You’ll have to forgive this entry if it is uninteresting, but I keep coming across the topic of stars in my reading (as I roll through the Young Adult section of Borders) and in the music I listen to and I wonder if I’m reading too much into things, or if this is legitimate.

One can generally assume in Western Literature that if it’s a reference it probably comes from one of three places: Shakespeare, the Bible, or Greek/Roman myth. Right? Right. These are the three pillars of Western literature pretty much. There are others, of course, but these are the Big Three, if there were any at all. And, at a cursory glance, the stars in the night sky seem to pop up a lot as symbols for practically everything. They are a big part of the current world’s modern mythology, for more than a few reasons.

So just chew on this for a moment:

  • Probably one of the earliest references would be in the Bible’s first book Genesis (15:5, KJV) when God commands to Abraham–currently childless–to “Look toward heaven and number the stars if you are able to number them… So shall your descendants be.” So initially stars symbolize a promise, and they symbolize the future, and they symbolize fertility. All at once in those two little sentences. But there’s more–much, much more.
  • And according to Ovid in the Metamorphoses when a god created man he created him upright with his head towards the stars in the heavens, and not like other animals whose gaze is constantly directed at the ground. And then, in another creation story they become the sign of man’s intelligence, of his higher being, or his status as master over the animals, of his privileged place in the world, and of that which man can accomplish, even–that being anything. Limitless potential.
  • The stars are also the symbols of astrology and take on the role as guides of fate and fortune.
  • And then there’s Shakespeare. I could write a thesis about all of his references to stars, just in his tragedies, and all that they mean; but I’ll take one of the more popular references: When Romeo begins his little “But soft! What light through yonder window breaks?” as Juliet appears on her balcony he continues on saying “Two of the fairest stars in all the heaven/Having some business, do entreat her eyes/To twinkle in their spheres till they return.” Getting us to the more basic symbol of beauty, not getting into to the lengthy discussion of eyes as the portals into the soul and what starlight in those eyes could mean…
  • And, just to get more modern more quickly, there is the classic Walt Disney animated motion picture Pinocchio where “When you wish upon a star” … and I’m assuming you know the rest, where the stars here are promises for the future, wish granters, almost representative of gods you could pray to and grant your deepest desires.
  • And just to give these bullet points a nice symmetry, I’ll just end with the reference from Lois Lowry’s book Nubmer the Stars, the title she borrowed from the passage in Genesis, about the Jews of Denmark in the escalating years right before and in the beginning of World War II. There the stars are the Jews, the descendants of Abraham, the people who were represented the Star of David, the fulfilled promise from ages before.
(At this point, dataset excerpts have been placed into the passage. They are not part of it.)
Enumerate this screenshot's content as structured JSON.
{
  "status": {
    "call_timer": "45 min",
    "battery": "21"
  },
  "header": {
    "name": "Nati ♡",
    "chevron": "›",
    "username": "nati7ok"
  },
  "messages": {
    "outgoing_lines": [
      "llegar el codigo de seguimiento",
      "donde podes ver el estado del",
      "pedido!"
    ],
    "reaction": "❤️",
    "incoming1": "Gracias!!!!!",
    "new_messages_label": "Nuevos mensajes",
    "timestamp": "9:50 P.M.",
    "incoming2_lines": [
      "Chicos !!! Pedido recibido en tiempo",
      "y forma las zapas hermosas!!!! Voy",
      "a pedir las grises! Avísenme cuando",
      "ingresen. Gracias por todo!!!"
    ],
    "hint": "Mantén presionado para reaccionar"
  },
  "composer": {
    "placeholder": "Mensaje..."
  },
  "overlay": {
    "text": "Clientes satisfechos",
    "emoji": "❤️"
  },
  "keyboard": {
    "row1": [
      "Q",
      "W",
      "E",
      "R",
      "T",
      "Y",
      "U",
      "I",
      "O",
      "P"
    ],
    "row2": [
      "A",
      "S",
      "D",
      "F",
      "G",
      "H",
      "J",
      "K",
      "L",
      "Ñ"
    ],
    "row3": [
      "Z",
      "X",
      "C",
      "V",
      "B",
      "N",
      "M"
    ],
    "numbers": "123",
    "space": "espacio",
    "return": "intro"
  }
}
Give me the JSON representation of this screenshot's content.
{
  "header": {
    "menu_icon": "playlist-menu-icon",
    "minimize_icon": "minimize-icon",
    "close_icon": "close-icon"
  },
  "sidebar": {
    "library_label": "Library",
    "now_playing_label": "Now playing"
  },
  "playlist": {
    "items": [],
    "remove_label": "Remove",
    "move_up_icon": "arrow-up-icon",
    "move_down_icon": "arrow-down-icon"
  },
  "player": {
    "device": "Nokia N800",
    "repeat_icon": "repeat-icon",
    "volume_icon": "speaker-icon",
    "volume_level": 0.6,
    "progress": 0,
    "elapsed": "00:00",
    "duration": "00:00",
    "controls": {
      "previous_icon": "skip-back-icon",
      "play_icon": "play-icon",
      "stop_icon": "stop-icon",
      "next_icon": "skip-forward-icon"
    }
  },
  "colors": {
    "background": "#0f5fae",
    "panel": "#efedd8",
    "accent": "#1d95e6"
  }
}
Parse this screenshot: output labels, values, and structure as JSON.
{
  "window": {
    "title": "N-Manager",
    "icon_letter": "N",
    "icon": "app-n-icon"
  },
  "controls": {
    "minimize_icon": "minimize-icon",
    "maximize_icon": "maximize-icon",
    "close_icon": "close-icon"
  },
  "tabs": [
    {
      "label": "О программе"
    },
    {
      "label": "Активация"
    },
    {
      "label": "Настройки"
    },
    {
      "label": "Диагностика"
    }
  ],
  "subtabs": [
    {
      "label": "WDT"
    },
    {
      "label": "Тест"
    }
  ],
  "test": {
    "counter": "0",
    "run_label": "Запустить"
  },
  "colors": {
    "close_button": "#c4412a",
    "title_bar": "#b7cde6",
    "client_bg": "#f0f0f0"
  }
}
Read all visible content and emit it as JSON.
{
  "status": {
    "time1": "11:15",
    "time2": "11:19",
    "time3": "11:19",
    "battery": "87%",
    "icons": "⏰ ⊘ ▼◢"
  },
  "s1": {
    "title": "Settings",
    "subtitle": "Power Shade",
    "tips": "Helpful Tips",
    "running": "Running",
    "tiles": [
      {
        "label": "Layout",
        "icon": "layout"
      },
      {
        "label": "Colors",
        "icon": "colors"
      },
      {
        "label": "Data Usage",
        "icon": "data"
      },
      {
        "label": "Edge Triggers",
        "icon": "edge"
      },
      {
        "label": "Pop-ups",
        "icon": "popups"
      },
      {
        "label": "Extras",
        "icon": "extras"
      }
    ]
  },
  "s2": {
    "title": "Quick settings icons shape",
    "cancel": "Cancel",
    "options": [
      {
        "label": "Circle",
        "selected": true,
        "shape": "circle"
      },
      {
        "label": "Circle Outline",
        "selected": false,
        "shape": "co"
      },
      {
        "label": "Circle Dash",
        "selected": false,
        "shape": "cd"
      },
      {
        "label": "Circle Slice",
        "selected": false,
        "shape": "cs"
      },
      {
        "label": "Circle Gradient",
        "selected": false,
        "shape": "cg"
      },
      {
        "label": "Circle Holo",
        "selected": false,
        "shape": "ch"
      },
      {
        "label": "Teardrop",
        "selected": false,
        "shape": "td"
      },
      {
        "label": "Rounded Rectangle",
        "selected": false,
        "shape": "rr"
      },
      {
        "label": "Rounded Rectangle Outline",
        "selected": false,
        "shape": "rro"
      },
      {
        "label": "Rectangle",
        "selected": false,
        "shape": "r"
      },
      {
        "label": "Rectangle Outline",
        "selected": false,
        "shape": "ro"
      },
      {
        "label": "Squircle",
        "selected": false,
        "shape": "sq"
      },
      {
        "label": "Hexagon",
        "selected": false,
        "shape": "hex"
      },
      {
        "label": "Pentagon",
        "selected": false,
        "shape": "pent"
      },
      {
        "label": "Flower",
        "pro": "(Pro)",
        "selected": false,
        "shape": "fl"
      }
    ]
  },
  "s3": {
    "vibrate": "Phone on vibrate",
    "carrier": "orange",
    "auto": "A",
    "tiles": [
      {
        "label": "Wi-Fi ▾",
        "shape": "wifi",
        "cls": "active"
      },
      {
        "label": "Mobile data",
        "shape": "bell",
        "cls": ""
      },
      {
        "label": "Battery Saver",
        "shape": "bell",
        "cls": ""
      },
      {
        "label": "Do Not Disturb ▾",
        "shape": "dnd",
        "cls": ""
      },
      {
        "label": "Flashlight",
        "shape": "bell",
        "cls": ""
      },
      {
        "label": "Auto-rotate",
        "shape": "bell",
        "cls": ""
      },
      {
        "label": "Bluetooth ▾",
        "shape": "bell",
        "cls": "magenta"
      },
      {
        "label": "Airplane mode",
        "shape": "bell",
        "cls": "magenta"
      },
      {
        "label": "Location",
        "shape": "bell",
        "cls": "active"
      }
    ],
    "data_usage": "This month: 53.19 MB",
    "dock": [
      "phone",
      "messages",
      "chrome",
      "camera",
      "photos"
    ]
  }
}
And then I hear a song like “After Tonight” by Justin Nozuka. Here are some select lyrics

There’s something in your eyes
Is everything alright
You look up to the sky
You long for something more

Darling, give me your right hand
I think I understand
Follow me and you will never have to wish again

(Chorus)
I know that after tonight
You don’t have to look up at the stars
No, No, No, No…

And I can’t help but wonder if he’s consciously or unconsciously taken in all of those cultural references about stars, even if just from watching Pinocchio as a kid, and the power that they seem to hold in and out of literary, cultural, and collective imagination.